Random Network Distillation(RND) tries to avoid the previous challenges by using a model that predicts the output of a fixed and randomly initialized neural network on the next state, given the next state itself. The RND architecture uses two neural networks: a fixed and randomly initialized target network which sets the prediction problem, and a predictor network trained on data collected by the agent. The target network takes an observation to an embedding representation and the predictor neural network is trained by gradient descent to minimize the expected mean-square-error with respect to its parameters. This process distills a randomly initialized neural network into a trained one in which the prediction error is expected to be higher for novel states dissimilar to the ones the predictor has been trained on.

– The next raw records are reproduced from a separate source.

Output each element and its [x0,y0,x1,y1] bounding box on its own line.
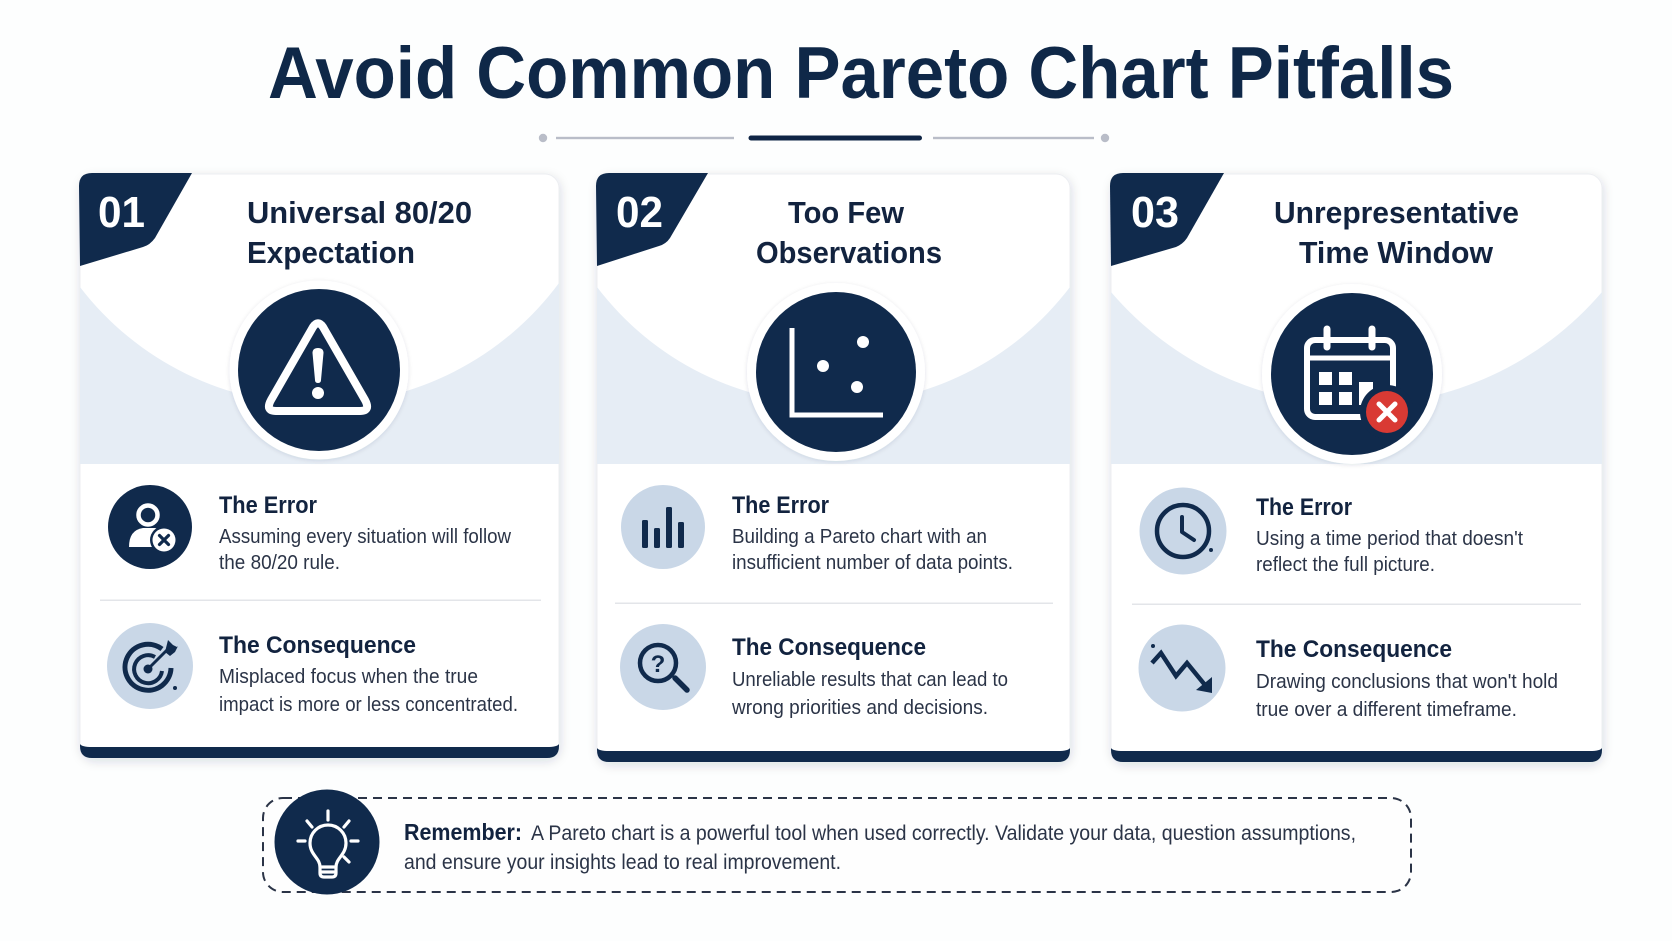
icon: person with x [108,485,192,569]
number badge 03 [1110,173,1224,266]
card heading: Expectation [247,235,415,270]
card heading [247,195,472,270]
number badge 01 [79,173,192,266]
text: the consequence [1256,636,1558,721]
callout text [404,819,1356,874]
callout text: A Pareto chart is a powerful tool when used correctly. Validate your data, question assumptions, [531,822,1356,845]
text: the error: reflect the full picture. [1256,554,1435,576]
panel: card 02 too few observations [596,173,1070,762]
icon: warning triangle [230,280,408,460]
text: the error: The Error [732,492,829,519]
title: Avoid Common Pareto Chart Pitfalls [268,33,1454,114]
text: the error [1256,494,1523,576]
text: the error [219,492,512,574]
text: the consequence: wrong priorities and decisions. [731,697,988,719]
card heading: Time Window [1299,235,1494,270]
panel: card 03 unrepresentative time window [1110,173,1602,762]
text: the consequence: Misplaced focus when the true [219,666,478,688]
callout text: Remember: [404,819,522,845]
text: the consequence: impact is more or less concentrated. [219,694,518,716]
number badge 01: 01 [98,188,145,237]
text: the consequence [731,634,1008,719]
icon: clock [1140,488,1226,574]
text: the error [732,492,1013,574]
text: the consequence: Drawing conclusions that won't hold [1256,671,1558,693]
card heading [756,195,942,270]
text: the consequence: Unreliable results that can lead to [732,669,1008,691]
text: the consequence: The Consequence [732,634,926,661]
icon: calendar with red x [1262,284,1442,464]
card heading: Too Few [788,195,905,230]
text: the error: The Error [219,492,317,519]
text: the error: Building a Pareto chart with an [732,526,987,548]
number badge 03: 03 [1131,188,1179,237]
icon: magnifier with question mark [620,624,706,710]
text: the error: Using a time period that doesn't [1256,528,1523,550]
icon: magnifier with question mark: ? [651,651,665,678]
text: the consequence: The Consequence [219,632,416,659]
card heading: Observations [756,235,942,270]
text: the error: Assuming every situation will follow [219,526,512,548]
text: the consequence [219,632,518,716]
card heading: Universal 80/20 [247,195,472,230]
card heading [1274,195,1519,270]
number badge 02 [596,173,708,266]
number badge 02: 02 [616,188,663,237]
panel: card 01 universal 80/20 expectation [79,173,559,758]
callout text: and ensure your insights lead to real improvement. [404,851,841,874]
text: the error: the 80/20 rule. [219,552,340,574]
text: the consequence: The Consequence [1256,636,1452,663]
title divider [539,134,1109,142]
icon: downward trend arrow [1138,624,1226,712]
text: the consequence: true over a different timeframe. [1256,699,1517,721]
icon: bar chart [621,485,705,569]
icon: target with arrow [107,623,193,709]
text: the error: The Error [1256,494,1352,521]
text: the error: insufficient number of data points. [732,552,1013,574]
card heading: Unrepresentative [1274,195,1519,230]
callout: remember [263,790,1411,894]
icon: light bulb [274,790,380,894]
icon: sparse scatter plot [747,283,925,461]
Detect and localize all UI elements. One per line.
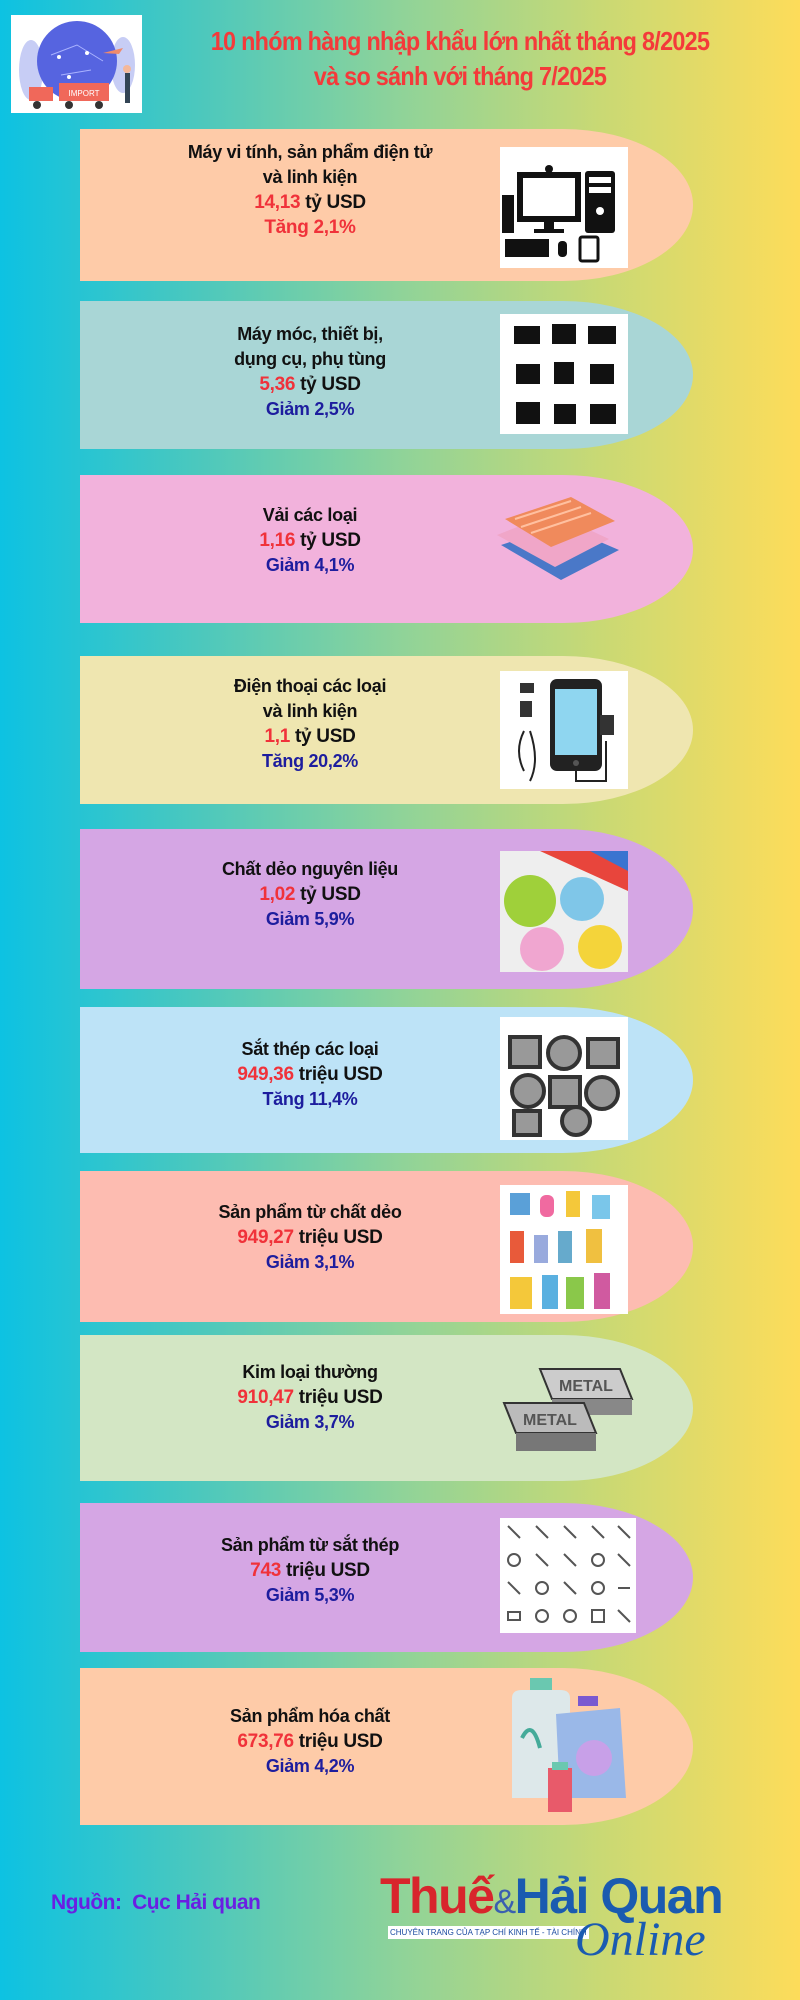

The main intuition behind RND is that the RL agent’s predictions of the output of a randomly initialized neural network will be less accurate in novel states than in states the agent visited frequently. The advantage of using a synthetic prediction problem is that we can have it be deterministic and inside the class of functions the predictor can represent by choosing the predictor to be of the same architecture as the target network. These choices make RND avoid factors 2 and 3 making it resilient to the noisy-TV problem.
RND in Action
The OpenAI team evaluated RND across a number of Atari games such as Gravitar, Montezuma’s Revenge, Pitfall!, Private Eye, Solaris, and Venture. In most cases, RND was able to achieve state of the art performance and, in some cases, outperform established methods such as Proximal Policy Optimization(PPO).
The following visualization illustrates RND in an episode of Montezuma’s Revenge. Notice how the rewards are correlated with the agents ability to explore the environment further and find the torch in a small number of steps.
Incentivizing efficient exploration and fomenting curiosity is one of the essential challenges for expanding RL into mainstream scenarios. Methods like RND are certainly a step in the right direction. An initial implementation of RND is available in GitHub.